J’ai rencontré Melvin Mélissa au Standard pour parler de Une pieuvre au plafond, son premier roman publié chez Rivages. Le livre suit Sibylle, Simon et Haroun, trois êtres cabossé·es par la vie, l’addiction, les violences et les assignations, qui inventent une manière d’aimer hors des cadres. Une relation à trois, non comme provocation, mais comme espace fragile de soin, de désir et de résistance.
Ce roman regarde les consommateurices de drogues, les survivant·es, les personnes queer, les corps blessés, non comme des figures de décor ou de scandale, mais comme des êtres traversés par une immense puissance de vie. Le texte ne demande pas la pitié.

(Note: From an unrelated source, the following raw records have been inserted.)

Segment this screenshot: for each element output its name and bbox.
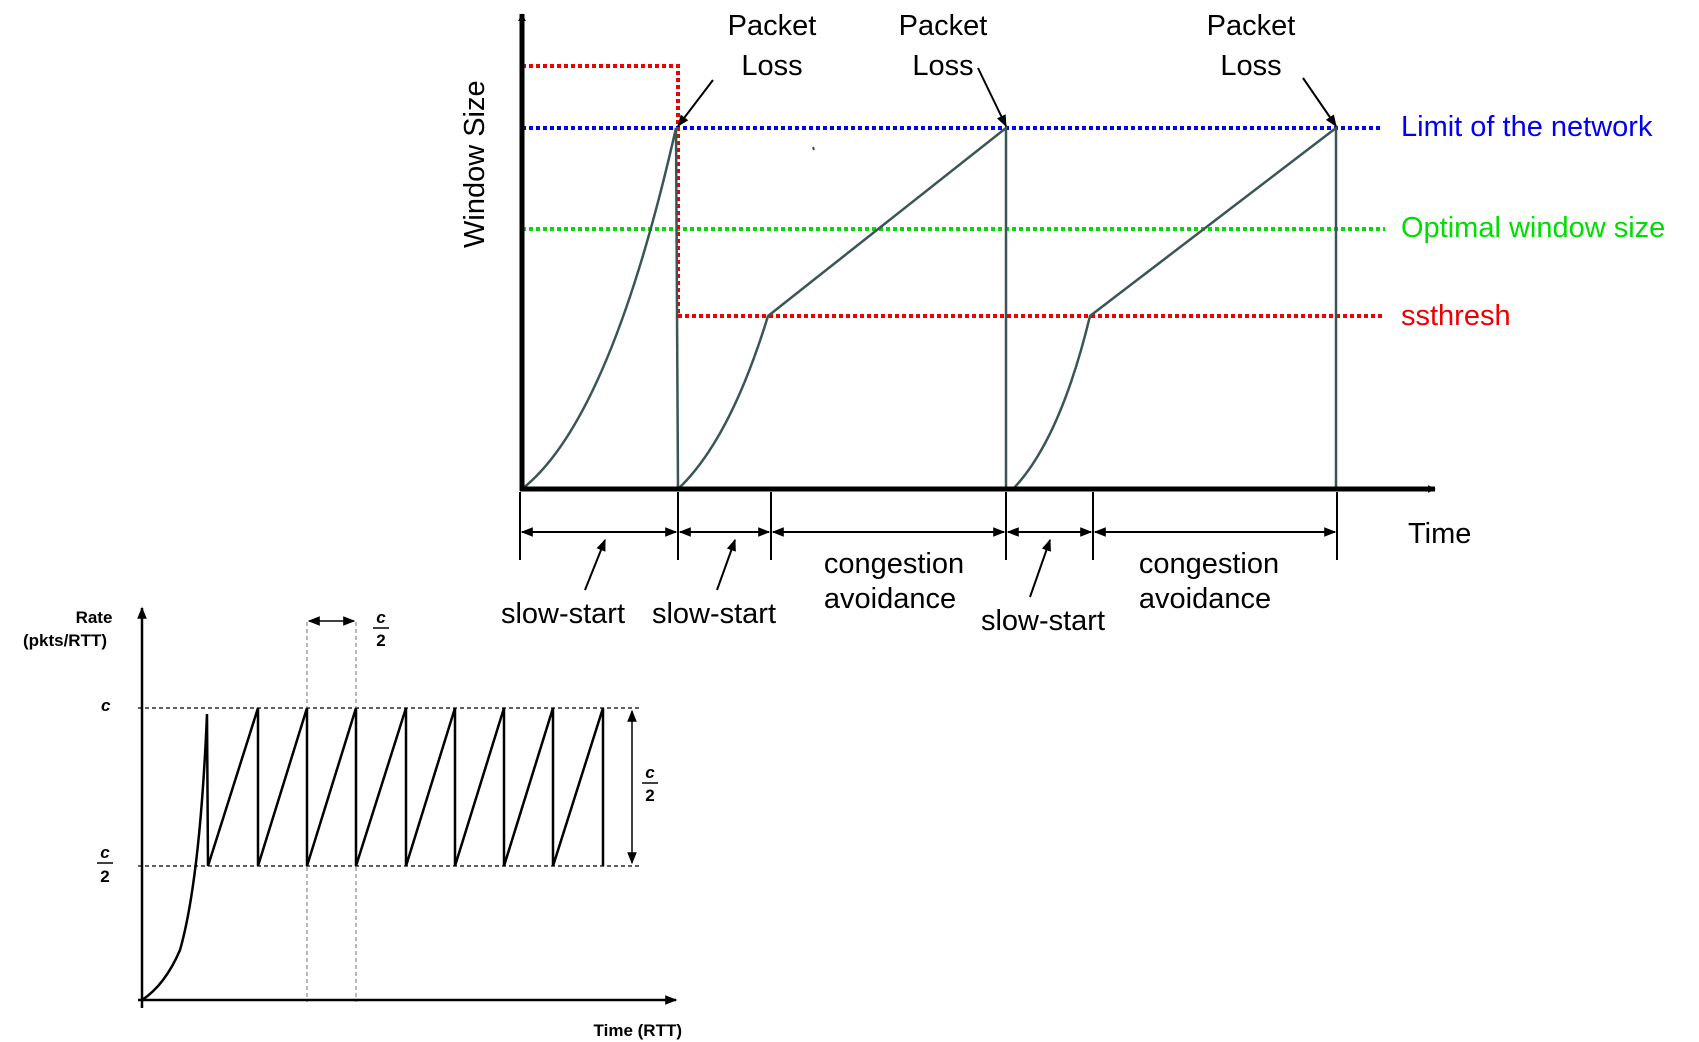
ss1-pointer (584, 538, 606, 591)
svg-text:2: 2 (376, 631, 385, 650)
packet-loss-1-line2: Loss (741, 50, 802, 82)
packet-loss-2-line1: Packet (899, 10, 988, 42)
rate-y-label-line2: (pkts/RTT) (23, 631, 107, 650)
ssthresh-line (522, 64, 1385, 318)
phase-ss1-label: slow-start (501, 598, 625, 630)
packet-loss-1-line1: Packet (728, 10, 817, 42)
svg-text:2: 2 (645, 786, 654, 805)
optimal-label: Optimal window size (1401, 212, 1665, 244)
half-c-tick-label: c 2 (97, 843, 113, 886)
rate-y-label-line1: Rate (76, 608, 113, 627)
svg-text:2: 2 (100, 867, 109, 886)
y-axis-label: Window Size (459, 80, 491, 248)
rate-chart: Rate (pkts/RTT) Time (RTT) c c 2 c 2 c 2 (23, 606, 682, 1040)
ss2-pointer (716, 538, 736, 591)
svg-text:c: c (645, 763, 655, 782)
period-label: c 2 (373, 608, 389, 650)
stray-mark (812, 146, 815, 151)
phase-ss3-label: slow-start (981, 605, 1105, 637)
ss3-pointer (1029, 538, 1051, 598)
x-axis-label: Time (1408, 518, 1471, 550)
phase-ca1-line1: congestion (824, 548, 964, 580)
packet-loss-1-arrow (677, 79, 714, 127)
ssthresh-label: ssthresh (1401, 300, 1511, 332)
packet-loss-3-line2: Loss (1220, 50, 1281, 82)
rate-sawtooth (141, 707, 605, 1002)
limit-label: Limit of the network (1401, 111, 1653, 143)
packet-loss-3-arrow (1302, 77, 1337, 127)
rate-x-label: Time (RTT) (594, 1021, 682, 1040)
c-tick-label: c (101, 696, 111, 715)
svg-text:c: c (376, 608, 386, 627)
phase-ss2-label: slow-start (652, 598, 776, 630)
phase-ca2-line1: congestion (1139, 548, 1279, 580)
phase-ticks (519, 492, 1338, 560)
amplitude-label: c 2 (642, 763, 658, 805)
phase-ca2-line2: avoidance (1139, 583, 1271, 615)
window-size-curve (521, 125, 1338, 492)
packet-loss-2-line2: Loss (912, 50, 973, 82)
packet-loss-2-arrow (977, 67, 1007, 128)
window-size-chart: Window Size Time Packet Loss Packet Loss… (459, 10, 1665, 637)
svg-text:c: c (100, 843, 110, 862)
phase-ca1-line2: avoidance (824, 583, 956, 615)
packet-loss-3-line1: Packet (1207, 10, 1296, 42)
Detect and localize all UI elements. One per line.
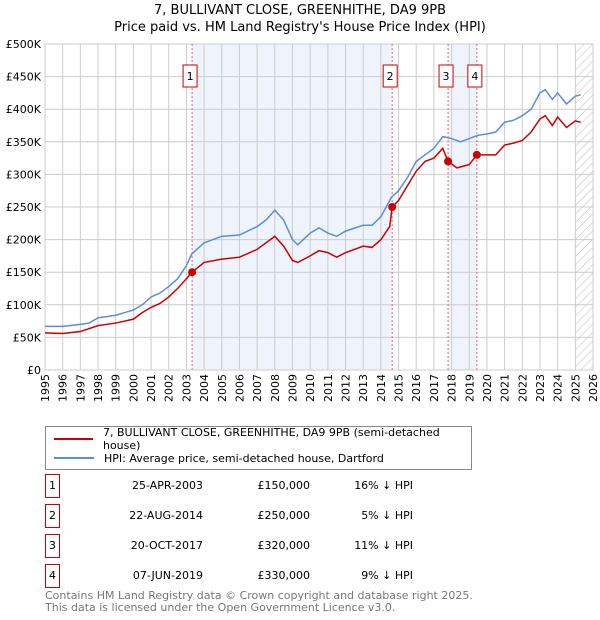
legend-swatch-blue: [54, 457, 94, 459]
legend-label: 7, BULLIVANT CLOSE, GREENHITHE, DA9 9PB …: [102, 426, 440, 452]
footer: Contains HM Land Registry data © Crown c…: [45, 590, 473, 614]
x-tick-label: 2013: [357, 374, 370, 402]
x-tick-label: 2009: [286, 374, 299, 402]
chart-subtitle: Price paid vs. HM Land Registry's House …: [114, 20, 486, 35]
x-tick-label: 2020: [481, 374, 494, 402]
x-tick-label: 2010: [304, 374, 317, 402]
hpi-difference: 16% ↓ HPI: [354, 479, 413, 492]
sale-label: 1: [187, 70, 194, 83]
x-tick-label: 1995: [39, 374, 52, 402]
x-tick-label: 2005: [216, 374, 229, 402]
sale-point: [388, 203, 397, 211]
x-tick-label: 2022: [516, 374, 529, 402]
x-tick-label: 1999: [110, 374, 123, 402]
sale-label-box: [382, 64, 398, 88]
sale-date: 22-AUG-2014: [129, 509, 203, 522]
sale-date: 07-JUN-2019: [132, 569, 203, 582]
sale-label-box: [438, 64, 454, 88]
sale-marker-number: 3: [45, 534, 60, 558]
x-tick-label: 2002: [163, 374, 176, 402]
x-tick-label: 2018: [446, 374, 459, 402]
sale-price: £150,000: [257, 479, 311, 492]
x-tick-label: 2008: [269, 374, 282, 402]
x-tick-label: 2004: [198, 374, 211, 402]
x-tick-label: 2017: [428, 374, 441, 402]
sale-point: [188, 268, 197, 277]
x-tick-label: 2006: [233, 374, 246, 402]
x-tick-label: 1997: [74, 374, 87, 402]
y-tick-label: £50K: [13, 331, 42, 344]
sale-price: £250,000: [257, 509, 311, 522]
y-tick-label: £250K: [6, 201, 42, 214]
x-tick-label: 2026: [587, 374, 600, 402]
sale-point: [472, 150, 481, 159]
sale-marker-number: 1: [45, 474, 60, 498]
sale-price: £320,000: [257, 539, 311, 552]
chart-title: 7, BULLIVANT CLOSE, GREENHITHE, DA9 9PB: [153, 3, 447, 18]
x-tick-label: 2015: [393, 374, 406, 402]
sale-label: 3: [443, 70, 450, 83]
x-tick-label: 2000: [127, 374, 140, 402]
y-tick-label: £450K: [6, 71, 42, 84]
series-line: [44, 114, 581, 335]
sale-label-box: [467, 64, 483, 88]
x-tick-label: 2016: [410, 374, 423, 402]
legend-item-hpi: HPI: Average price, semi-detached house,…: [54, 449, 384, 467]
sale-price: £330,000: [257, 569, 311, 582]
x-tick-label: 2019: [463, 374, 476, 402]
y-tick-label: £150K: [6, 266, 42, 279]
x-tick-label: 1998: [92, 374, 105, 402]
legend-item-property: 7, BULLIVANT CLOSE, GREENHITHE, DA9 9PB …: [54, 426, 471, 452]
hpi-difference: 9% ↓ HPI: [361, 569, 413, 582]
x-tick-label: 2012: [340, 374, 353, 402]
legend: 7, BULLIVANT CLOSE, GREENHITHE, DA9 9PB …: [45, 426, 472, 470]
sale-point: [444, 157, 453, 166]
y-tick-label: £400K: [6, 103, 42, 116]
y-tick-label: £300K: [6, 168, 42, 181]
legend-swatch-red: [54, 438, 93, 440]
x-tick-label: 2021: [499, 374, 512, 402]
y-tick-label: £500K: [6, 38, 42, 51]
y-tick-label: £0: [27, 364, 41, 377]
sale-label: 2: [387, 70, 394, 83]
x-tick-label: 1996: [57, 374, 70, 402]
plot-border: [44, 43, 594, 371]
legend-label: HPI: Average price, semi-detached house,…: [104, 451, 384, 465]
x-tick-label: 2001: [145, 374, 158, 402]
y-tick-label: £350K: [6, 136, 42, 149]
x-tick-label: 2003: [180, 374, 193, 402]
x-tick-label: 2007: [251, 374, 264, 402]
sale-label-box: [182, 64, 198, 88]
sale-marker-number: 2: [45, 504, 60, 528]
sale-date: 25-APR-2003: [131, 479, 203, 492]
x-tick-label: 2014: [375, 374, 388, 402]
x-tick-label: 2011: [322, 374, 335, 402]
sale-date: 20-OCT-2017: [130, 539, 203, 552]
y-tick-label: £200K: [6, 234, 42, 247]
x-tick-label: 2023: [534, 374, 547, 402]
x-tick-label: 2025: [569, 374, 582, 402]
footer-line: Contains HM Land Registry data © Crown c…: [45, 589, 473, 602]
price-chart: 1995 1996 1997 1998 1999 2000 2001 2002 2003 2004…: [6, 38, 600, 402]
footer-line: This data is licensed under the Open Gov…: [45, 601, 396, 614]
hpi-difference: 11% ↓ HPI: [354, 539, 413, 552]
y-tick-label: £100K: [6, 299, 42, 312]
sale-marker-number: 4: [45, 564, 60, 588]
hpi-difference: 5% ↓ HPI: [361, 509, 413, 522]
series-line: [45, 88, 581, 328]
sale-label: 4: [471, 70, 478, 83]
x-tick-label: 2024: [552, 374, 565, 402]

Il choisit la fièvre, l’art, la rage, la mer, les chambres trop étroites, les nuits abîmées, les amours qui ne guérissent pas tout mais empêchent parfois de disparaître.
Sibylle et Simon vivent dans les Hauts-de-France, entre création, dépendance et désir de tenir encore. Leur monde semble assemblé avec des images, des substances, des promesses, des fuites, quelques gestes de tendresse arrachés au chaos. Puis Haroun arrive, et quelque chose se déplace. Non pas une réparation miraculeuse, mais une possibilité nouvelle : aimer autrement, habiter autrement son corps, son manque, son désir, se reconnaître entre personnes que la société range trop vite du côté du désordre.
La pieuvre du titre n’est pas seulement une image étrange. Elle devient une présence mentale, organique, presque mythologique. Elle colle au plafond comme une angoisse, une mémoire, une emprise. Elle dit l’addiction, les tentacules du passé, ce qui revient saisir les personnages lorsqu’iels croient pouvoir respirer. Mais elle dit aussi autre chose : la souplesse, la métamorphose, la capacité de survivre dans les interstices, de se glisser là où l’on croyait toute issue fermée.
La grande beauté du livre tient à cette tension permanente : une écriture brute, parfois coupante, et pourtant traversée par une délicatesse rare. Melvin Mélissa parle de drogue, de violence, de viol, d’inceste, de honte, de culpabilité, mais ne réduit jamais ses personnages à leurs traumatismes. Iels créent, désirent, aiment, tombent, recommencent. Iels ne sont pas exemplaires. Iels sont vivant·es. Et c’est précisément là que le texte touche : dans cette manière de rendre à des figures trop souvent mal racontées leur complexité, leur humour, leur sensualité, leur droit au lendemain.
Une pieuvre au plafond est un premier roman punk, queer, tendre et indocile. Un livre sur les dépendances, oui, mais surtout sur les liens qui empêchent de sombrer tout à fait. Sur les familles choisies. Sur les amours non conformes. Sur les survivant·es qui n’attendent pas d’être sauvé·es pour commencer à se réinventer.
Un livre à lire, à penser, à relire. Un livre qu’on a envie de garder près de soi, puis d’offrir à celleux qui savent que la littérature peut encore ouvrir une fenêtre lumineuse dans les pièces les plus sombres.